To Dave, Skip, Nels, Dick, Dennis, Mike, Howie, Greg (Thanks again), Ollie, and so many others, I have missed you, and wish I could come to Cambridge.

I just can’t do it.

More Ammunition For My College Reunion Note About Why I Will Not Be Attending Next Year…

Harvard diploma

I have to get writing soon, since the deadline is October 1. And it is clear that I have more material than I can possibly include to demonstrate why a Harvard diploma for this graduate is now an embarrassment and not to be celebrated. Another example was forwarded to me today.

A reliable blogger and respected lawyer with excellent ethics credentials tweeted that he had spoken with a man who had applied for a job at Harvard for which he was not only well-qualified, but one of the few individuals who was qualified. He had heard nothing for three months, and finally inquired, whereupon he was told via letter that he had been rejected because he did not have the requisite qualifications. By chance, the blogger knew the individual who had signed the letter, and called him up. Off the record, the individual informed him that not only qualified, but the only applicant qualified for the opening.
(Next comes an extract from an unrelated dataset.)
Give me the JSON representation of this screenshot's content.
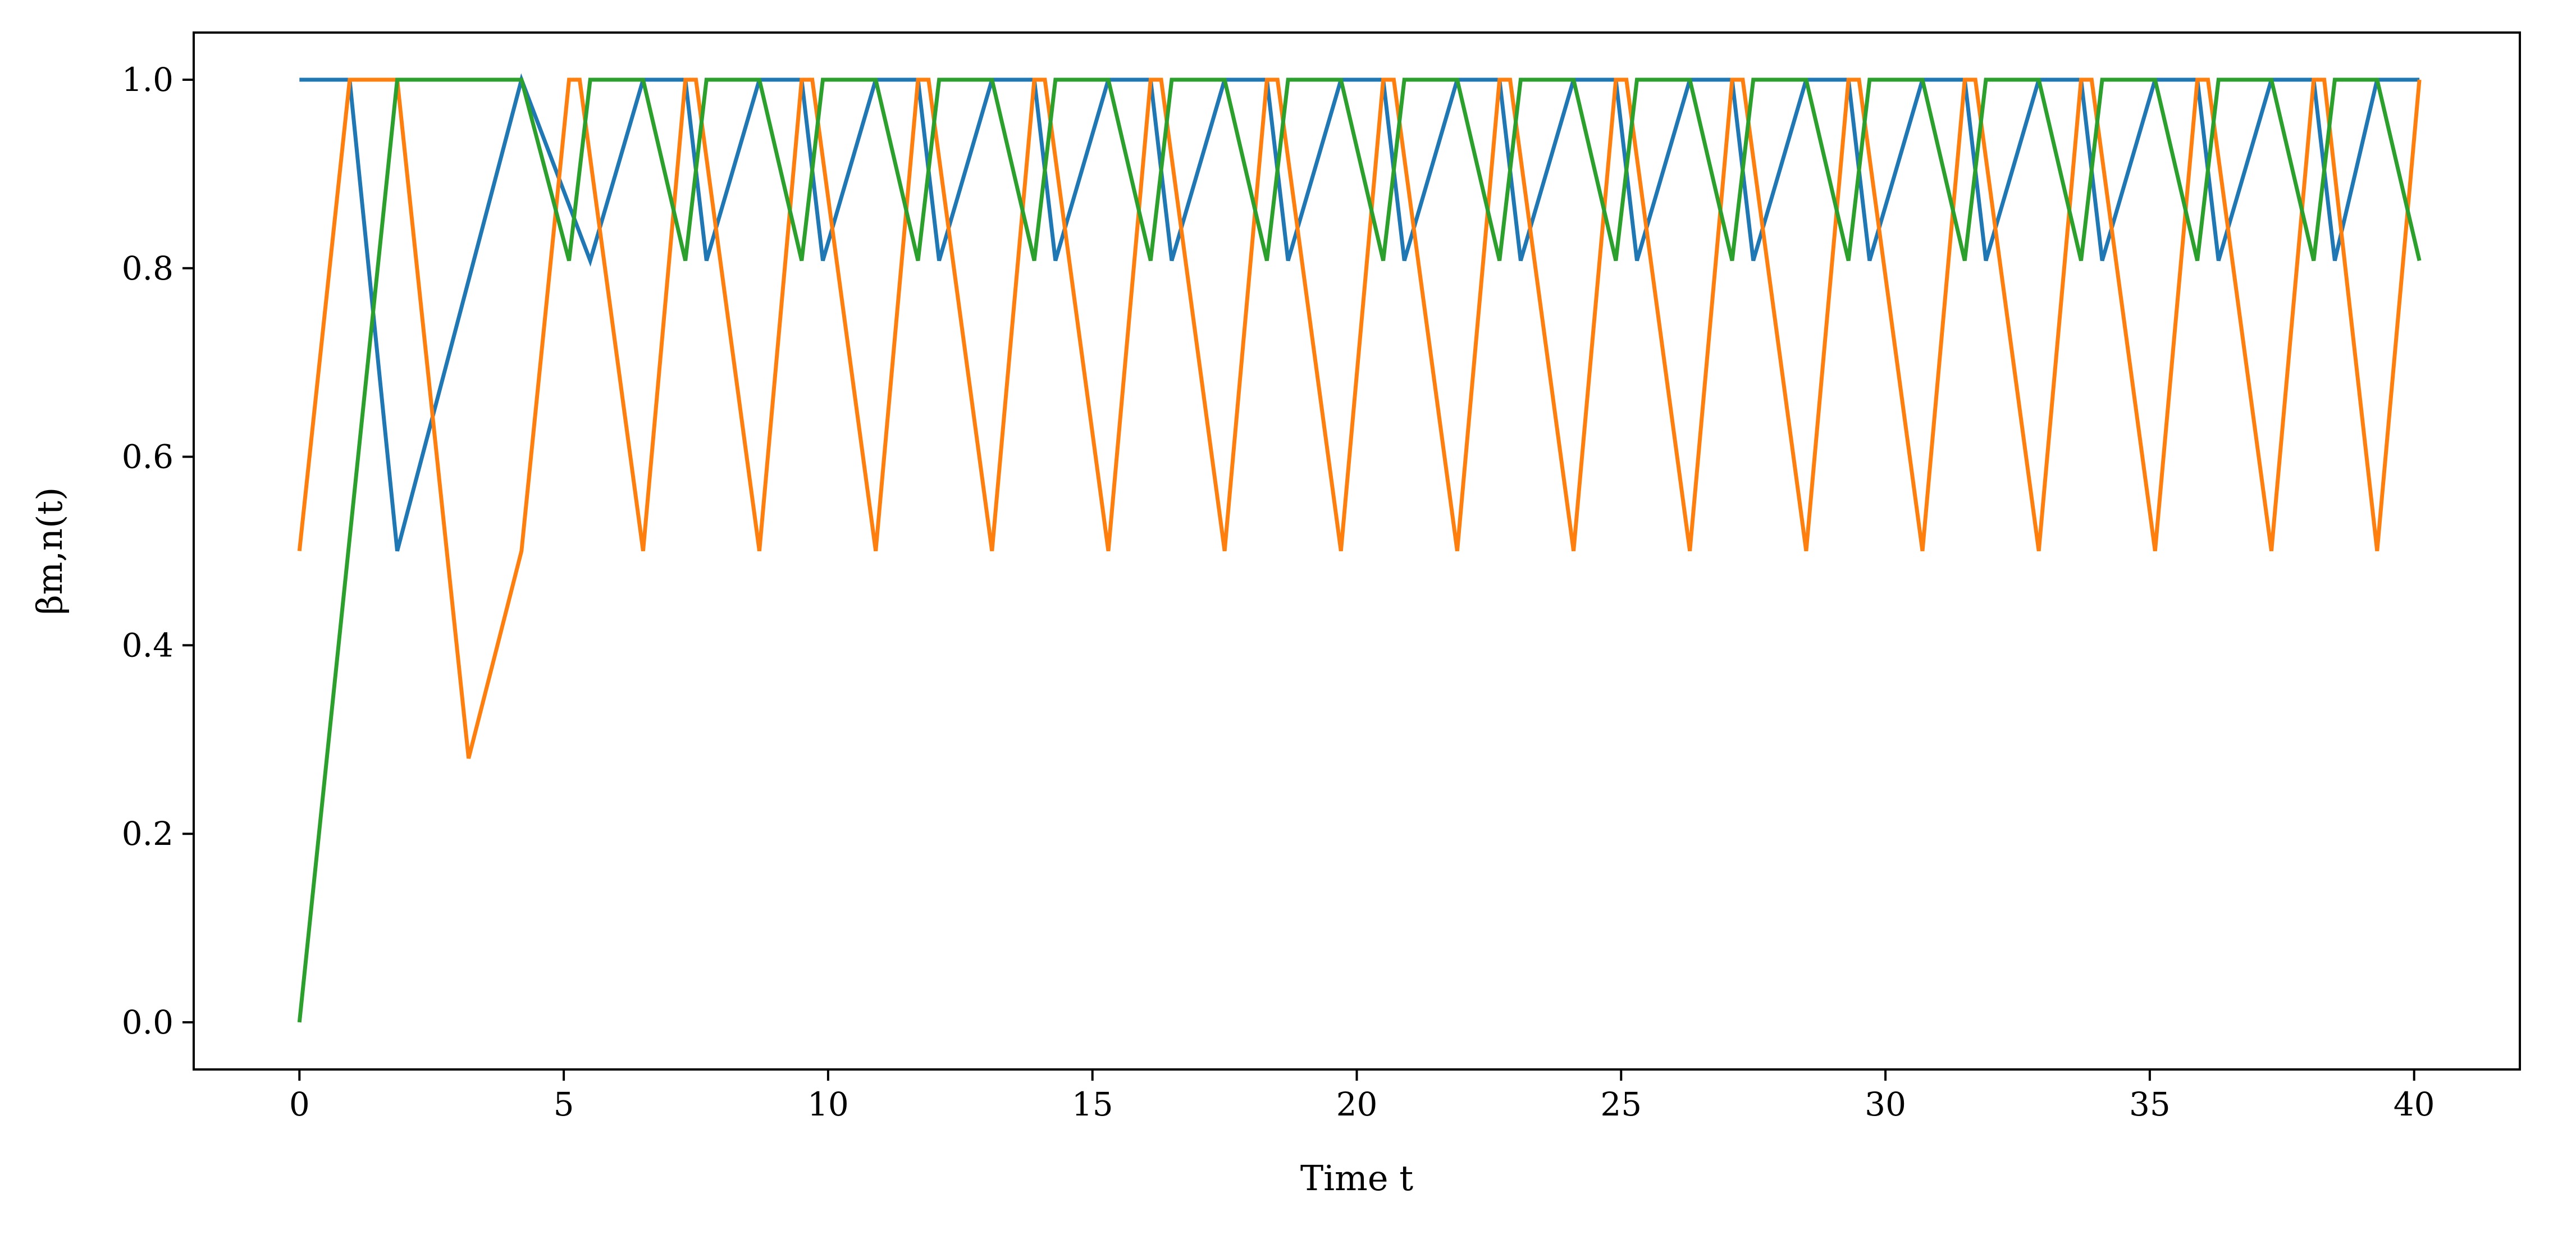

However, he was a white, heterosexual male, and thus was rejected by the hiring committee for not meeting their demographic requirements.

[Note: the tweets did not mention the institution by name, and only alluded to the school’s address, leaving open the possibility that M.I.T., which is just down the street in Cambridge, could also be the school at issue. However. M.I.T. is not currently being sued for discriminatory practices, nor has it defended the same. My own inquiries have persuaded me that Harvard is the culprit here, but the lawyer-blogger did not break his “off the record” promise, though he came close.]